L'automobile demeure trop souvent l'obsession des grandes villes dans les pays émergents, affectés par d'insondables problèmes de transports: tel est l'un des constats unanimes lors du Forum urbain mondial des Nations Unies.

«L'erreur, parfois, c'est de développer des infrastructures pour les voitures», résume auprès de l'AFP Diego Sanchez, un des analystes en chef de la Banque de développement de l'Amérique latine (CAF), lors de cette conférence organisée à Medellín en Colombie.

Pour un transport urbain efficace, il faut, selon lui, absolument offrir une alternative aux conducteurs: «il ne s'agit pas seulement de construire des routes car les routes s'encombrent».

Selon un rapport de la Banque mondiale, publié en 2013 et intitulé «Transformer les villes à travers le transit», l'augmentation du parc automobile est supérieure dans les pays émergents, par rapport aux nations développées. Une hausse qui croît avec les constructions de routes.

Directrice du département finance, économie et développement urbain de la Banque mondiale, Zoubida Alloua explique à l'AFP que, faute de transports publics performants, l'idée de faire payer aux automobilistes le droit d'utiliser la voiture ou réduire les parcs de stationnement s'avère souvent vaine.

«Les gouvernements doivent investir beaucoup dans les transports publics, au lieu des routes. Sinon il est très difficile de jouer sur l'aspect financier. On ne peut pas pénaliser les gens si on ne leur offre pas d'alternative», insiste-t-elle.

Le rapport de la Banque mondiale montre aussi que le nombre d'accidents routiers s'est réduit dans les pays développés, alors qu'il est en moyenne quatre fois plus élevés dans les pays émergents.

Piste cyclable séparée si le trafic dépasse les 30 km/h 

Selon une étude de l'Observatoire de la mobilité urbaine pour l'Amérique latine, dépendant de la CAF, les conditions de sécurité sont très mauvaises, avec à l'appui un chiffre inquiétant: 51 % des victimes mortelles d'accidents de la route sont des piétons.

Le constat latino-américain dressé par la CAF est sans appel: «le transport public est de mauvaise qualité et d'un coût élevé pour les usagers».

Autre phénomène constaté dans cette région, la hausse du parc des motos qui «augmente de 15 % par an», «ce qui génère de l'insécurité», indique à l'AFP Nilo Cruz, représentant d'un réseau international de villes latino-américaines.
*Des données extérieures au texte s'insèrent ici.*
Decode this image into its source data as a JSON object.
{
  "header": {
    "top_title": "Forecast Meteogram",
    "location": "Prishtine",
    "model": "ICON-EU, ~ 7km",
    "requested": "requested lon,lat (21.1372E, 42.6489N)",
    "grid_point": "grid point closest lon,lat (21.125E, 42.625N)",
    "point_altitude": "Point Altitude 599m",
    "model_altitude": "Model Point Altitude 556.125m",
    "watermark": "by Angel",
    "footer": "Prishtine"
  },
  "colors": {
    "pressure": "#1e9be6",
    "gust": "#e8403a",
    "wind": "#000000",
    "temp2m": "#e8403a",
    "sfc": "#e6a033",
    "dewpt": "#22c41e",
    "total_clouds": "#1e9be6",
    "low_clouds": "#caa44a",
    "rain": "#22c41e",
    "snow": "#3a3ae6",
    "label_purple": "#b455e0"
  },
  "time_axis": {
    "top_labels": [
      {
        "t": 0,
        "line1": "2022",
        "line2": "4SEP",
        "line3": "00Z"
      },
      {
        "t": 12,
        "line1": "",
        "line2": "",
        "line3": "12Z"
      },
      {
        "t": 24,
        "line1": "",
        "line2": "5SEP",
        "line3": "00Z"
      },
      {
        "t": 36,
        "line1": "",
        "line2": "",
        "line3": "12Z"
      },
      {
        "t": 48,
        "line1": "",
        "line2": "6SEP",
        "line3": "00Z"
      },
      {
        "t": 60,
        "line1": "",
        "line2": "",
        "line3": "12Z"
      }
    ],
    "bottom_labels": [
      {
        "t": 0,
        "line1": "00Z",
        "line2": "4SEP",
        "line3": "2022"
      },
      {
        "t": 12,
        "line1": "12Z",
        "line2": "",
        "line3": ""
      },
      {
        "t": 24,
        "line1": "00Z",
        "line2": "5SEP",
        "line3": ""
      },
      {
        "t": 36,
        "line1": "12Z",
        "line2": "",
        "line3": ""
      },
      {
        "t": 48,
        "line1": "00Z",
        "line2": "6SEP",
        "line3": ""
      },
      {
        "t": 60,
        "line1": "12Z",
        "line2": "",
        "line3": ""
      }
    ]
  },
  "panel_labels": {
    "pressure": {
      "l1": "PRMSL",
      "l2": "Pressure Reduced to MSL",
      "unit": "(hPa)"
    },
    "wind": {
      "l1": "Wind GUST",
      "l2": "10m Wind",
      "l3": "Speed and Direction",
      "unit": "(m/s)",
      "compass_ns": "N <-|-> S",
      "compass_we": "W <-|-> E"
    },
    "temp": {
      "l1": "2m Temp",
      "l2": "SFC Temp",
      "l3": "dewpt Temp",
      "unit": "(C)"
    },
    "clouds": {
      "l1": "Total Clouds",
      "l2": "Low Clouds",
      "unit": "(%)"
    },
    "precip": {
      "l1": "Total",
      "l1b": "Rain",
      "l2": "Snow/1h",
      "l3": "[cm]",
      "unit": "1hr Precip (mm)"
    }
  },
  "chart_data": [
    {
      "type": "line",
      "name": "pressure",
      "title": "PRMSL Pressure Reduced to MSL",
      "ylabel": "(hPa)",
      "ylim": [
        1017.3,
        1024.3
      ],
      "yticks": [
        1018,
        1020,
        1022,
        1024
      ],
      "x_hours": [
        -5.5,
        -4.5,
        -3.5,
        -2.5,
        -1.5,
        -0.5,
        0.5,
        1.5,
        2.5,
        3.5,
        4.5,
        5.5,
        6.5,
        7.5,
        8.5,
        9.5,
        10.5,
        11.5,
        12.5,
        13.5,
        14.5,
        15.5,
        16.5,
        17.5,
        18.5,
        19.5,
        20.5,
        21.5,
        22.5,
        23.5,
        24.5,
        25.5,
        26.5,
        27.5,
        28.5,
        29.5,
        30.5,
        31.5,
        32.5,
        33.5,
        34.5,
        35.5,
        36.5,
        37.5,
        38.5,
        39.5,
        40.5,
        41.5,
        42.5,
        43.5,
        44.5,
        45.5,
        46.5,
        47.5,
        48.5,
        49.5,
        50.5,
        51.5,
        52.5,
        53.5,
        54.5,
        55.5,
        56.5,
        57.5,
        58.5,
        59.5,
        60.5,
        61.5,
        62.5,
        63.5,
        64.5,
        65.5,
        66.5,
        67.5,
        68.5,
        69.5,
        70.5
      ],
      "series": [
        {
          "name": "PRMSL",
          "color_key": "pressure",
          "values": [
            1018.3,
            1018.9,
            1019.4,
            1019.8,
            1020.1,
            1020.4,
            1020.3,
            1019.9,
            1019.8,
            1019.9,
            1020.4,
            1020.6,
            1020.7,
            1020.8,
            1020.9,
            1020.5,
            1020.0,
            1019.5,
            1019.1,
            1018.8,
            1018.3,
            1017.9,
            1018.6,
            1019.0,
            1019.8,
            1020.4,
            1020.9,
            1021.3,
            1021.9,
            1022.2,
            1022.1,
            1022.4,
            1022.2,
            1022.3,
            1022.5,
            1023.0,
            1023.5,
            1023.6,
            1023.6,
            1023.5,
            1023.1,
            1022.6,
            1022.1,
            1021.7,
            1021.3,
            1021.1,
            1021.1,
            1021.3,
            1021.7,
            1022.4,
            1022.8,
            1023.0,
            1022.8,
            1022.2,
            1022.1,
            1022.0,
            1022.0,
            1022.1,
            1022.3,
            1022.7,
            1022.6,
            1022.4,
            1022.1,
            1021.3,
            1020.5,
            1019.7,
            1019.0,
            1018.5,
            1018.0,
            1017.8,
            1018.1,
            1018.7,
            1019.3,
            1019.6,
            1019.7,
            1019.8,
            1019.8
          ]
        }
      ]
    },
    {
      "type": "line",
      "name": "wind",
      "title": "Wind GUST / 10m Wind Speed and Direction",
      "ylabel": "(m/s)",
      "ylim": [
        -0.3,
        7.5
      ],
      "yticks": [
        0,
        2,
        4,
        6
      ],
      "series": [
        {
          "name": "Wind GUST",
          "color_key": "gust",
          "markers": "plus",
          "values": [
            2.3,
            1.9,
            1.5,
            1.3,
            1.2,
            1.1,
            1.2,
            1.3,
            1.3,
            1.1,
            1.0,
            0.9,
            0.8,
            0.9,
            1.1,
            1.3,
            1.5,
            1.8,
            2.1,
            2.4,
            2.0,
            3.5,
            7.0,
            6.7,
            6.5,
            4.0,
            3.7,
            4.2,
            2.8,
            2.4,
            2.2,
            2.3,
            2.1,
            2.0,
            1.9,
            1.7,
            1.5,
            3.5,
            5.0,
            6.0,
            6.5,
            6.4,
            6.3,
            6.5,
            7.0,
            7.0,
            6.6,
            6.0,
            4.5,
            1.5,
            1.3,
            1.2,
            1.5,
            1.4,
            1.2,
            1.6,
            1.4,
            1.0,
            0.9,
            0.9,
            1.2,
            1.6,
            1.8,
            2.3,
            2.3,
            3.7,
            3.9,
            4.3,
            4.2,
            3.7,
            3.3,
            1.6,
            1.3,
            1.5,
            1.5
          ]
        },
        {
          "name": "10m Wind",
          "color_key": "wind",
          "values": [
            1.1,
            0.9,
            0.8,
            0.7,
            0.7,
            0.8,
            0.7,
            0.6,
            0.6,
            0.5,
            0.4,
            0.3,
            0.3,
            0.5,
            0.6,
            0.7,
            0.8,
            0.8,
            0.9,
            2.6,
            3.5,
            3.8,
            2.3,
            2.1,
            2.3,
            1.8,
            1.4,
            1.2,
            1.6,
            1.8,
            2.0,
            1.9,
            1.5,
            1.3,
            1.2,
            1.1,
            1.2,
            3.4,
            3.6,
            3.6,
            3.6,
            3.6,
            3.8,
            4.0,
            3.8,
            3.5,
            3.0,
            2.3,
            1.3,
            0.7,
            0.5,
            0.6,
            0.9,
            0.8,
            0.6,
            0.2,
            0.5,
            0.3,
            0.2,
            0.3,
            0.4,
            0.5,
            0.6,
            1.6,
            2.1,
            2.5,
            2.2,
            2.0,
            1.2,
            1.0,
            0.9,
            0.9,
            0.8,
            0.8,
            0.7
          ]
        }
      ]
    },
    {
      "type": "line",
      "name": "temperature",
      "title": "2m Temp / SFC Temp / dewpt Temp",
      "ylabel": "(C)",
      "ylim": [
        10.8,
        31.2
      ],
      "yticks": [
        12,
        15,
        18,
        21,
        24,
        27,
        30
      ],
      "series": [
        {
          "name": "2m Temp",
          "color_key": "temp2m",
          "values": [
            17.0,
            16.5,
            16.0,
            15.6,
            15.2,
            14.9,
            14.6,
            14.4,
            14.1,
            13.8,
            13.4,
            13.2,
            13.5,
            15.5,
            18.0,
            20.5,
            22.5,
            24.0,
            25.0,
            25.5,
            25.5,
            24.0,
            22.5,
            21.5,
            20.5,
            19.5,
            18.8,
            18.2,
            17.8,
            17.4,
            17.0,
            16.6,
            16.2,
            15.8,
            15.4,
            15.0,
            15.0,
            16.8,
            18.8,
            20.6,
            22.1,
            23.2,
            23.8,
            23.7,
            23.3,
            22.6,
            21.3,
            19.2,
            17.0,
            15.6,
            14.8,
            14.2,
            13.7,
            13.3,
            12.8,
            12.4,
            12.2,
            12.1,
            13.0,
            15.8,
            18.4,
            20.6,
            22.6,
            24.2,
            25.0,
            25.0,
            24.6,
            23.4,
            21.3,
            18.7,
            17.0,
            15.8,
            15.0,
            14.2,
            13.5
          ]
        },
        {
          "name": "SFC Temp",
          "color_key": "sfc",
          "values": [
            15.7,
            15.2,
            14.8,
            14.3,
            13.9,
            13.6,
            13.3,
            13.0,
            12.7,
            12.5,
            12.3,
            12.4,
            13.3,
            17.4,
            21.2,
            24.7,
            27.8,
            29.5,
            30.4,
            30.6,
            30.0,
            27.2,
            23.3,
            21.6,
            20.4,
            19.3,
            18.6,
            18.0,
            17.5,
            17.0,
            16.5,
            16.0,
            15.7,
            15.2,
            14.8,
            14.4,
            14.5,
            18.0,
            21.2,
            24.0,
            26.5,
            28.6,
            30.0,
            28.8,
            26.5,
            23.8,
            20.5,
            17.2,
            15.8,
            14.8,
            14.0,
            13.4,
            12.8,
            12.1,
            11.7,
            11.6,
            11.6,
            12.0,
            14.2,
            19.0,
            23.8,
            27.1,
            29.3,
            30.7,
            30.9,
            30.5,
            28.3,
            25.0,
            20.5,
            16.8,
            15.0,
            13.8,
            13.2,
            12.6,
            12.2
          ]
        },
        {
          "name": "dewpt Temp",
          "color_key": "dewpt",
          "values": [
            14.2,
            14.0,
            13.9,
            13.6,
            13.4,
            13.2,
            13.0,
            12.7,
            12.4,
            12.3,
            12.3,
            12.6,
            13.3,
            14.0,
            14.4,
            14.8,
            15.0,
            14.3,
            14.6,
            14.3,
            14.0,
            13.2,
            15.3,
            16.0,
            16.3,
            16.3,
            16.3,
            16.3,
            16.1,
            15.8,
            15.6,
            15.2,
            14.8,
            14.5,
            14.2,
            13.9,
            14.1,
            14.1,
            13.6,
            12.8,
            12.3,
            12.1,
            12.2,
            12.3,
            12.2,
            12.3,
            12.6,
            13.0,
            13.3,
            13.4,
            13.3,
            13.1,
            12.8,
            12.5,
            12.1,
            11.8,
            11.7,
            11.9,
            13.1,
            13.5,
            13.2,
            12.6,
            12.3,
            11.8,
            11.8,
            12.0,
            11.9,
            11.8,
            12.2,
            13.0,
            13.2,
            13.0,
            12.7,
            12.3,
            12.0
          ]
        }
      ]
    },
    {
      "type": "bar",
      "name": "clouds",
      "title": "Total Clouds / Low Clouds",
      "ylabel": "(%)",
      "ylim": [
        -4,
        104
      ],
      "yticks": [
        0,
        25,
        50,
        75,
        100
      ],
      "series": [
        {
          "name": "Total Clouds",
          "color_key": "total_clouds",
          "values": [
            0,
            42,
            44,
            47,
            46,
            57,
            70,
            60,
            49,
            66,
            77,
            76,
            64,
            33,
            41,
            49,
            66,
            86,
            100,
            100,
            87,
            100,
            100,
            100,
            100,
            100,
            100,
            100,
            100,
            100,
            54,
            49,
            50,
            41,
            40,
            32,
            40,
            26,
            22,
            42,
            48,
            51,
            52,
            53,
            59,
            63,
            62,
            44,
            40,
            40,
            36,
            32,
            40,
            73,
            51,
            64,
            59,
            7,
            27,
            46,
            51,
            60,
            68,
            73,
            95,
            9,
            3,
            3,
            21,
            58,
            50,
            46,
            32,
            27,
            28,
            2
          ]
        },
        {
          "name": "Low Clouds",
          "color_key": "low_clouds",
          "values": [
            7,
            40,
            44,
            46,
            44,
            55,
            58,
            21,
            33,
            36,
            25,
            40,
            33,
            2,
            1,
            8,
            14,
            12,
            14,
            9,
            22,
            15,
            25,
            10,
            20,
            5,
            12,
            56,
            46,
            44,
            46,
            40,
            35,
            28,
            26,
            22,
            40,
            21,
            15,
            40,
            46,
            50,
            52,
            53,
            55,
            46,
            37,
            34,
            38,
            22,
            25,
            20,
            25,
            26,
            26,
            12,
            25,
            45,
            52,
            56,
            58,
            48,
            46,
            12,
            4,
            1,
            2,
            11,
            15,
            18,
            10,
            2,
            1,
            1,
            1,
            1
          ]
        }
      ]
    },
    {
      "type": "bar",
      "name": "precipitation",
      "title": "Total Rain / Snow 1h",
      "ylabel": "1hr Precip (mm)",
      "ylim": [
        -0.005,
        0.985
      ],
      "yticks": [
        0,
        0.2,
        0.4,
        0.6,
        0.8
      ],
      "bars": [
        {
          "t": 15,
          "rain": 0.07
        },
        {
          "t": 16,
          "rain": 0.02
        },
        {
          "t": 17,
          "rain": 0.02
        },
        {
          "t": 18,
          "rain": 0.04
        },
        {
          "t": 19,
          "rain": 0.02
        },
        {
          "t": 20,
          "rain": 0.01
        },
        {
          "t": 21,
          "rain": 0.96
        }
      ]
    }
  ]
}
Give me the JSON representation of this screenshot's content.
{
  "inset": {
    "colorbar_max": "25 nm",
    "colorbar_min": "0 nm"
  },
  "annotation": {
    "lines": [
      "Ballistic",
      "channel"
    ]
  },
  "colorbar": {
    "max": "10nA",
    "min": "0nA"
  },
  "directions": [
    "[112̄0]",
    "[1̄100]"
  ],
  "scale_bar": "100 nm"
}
Le vélo, alternative moins risquée, pâtit du manque de pistes cyclables. Secrétaire général de la Fédération européenne des cyclistes, basée à Bruxelles, Bernhard Ensink estime qu'une piste cyclable séparée est nécessaire dès lors que le trafic dépasse la vitesse de 30 kilomètres par heure.

«Sans infrastructure sécurisée, il est possible de se retrouver dans un conflit permanent» avec les voitures, souligne M. Cruz.

Au-delà des pistes cyclables, les experts insistent sur une gestion innovante du trafic lui-même: feux intelligents, adaptation des rues avec changement de sens de circulation en fonction des flux durant la journée, etc.

L'un des freins à ces alternatives à la voiture réside dans l'impopularité de ces mesures, admet Mme Alloua. «Dans beaucoup de pays qui ont adopté ce changement, le gouvernement y gagne financièrement à investir dans les transports, et les gens finissent par s'adapter», assure-t-elle toutefois.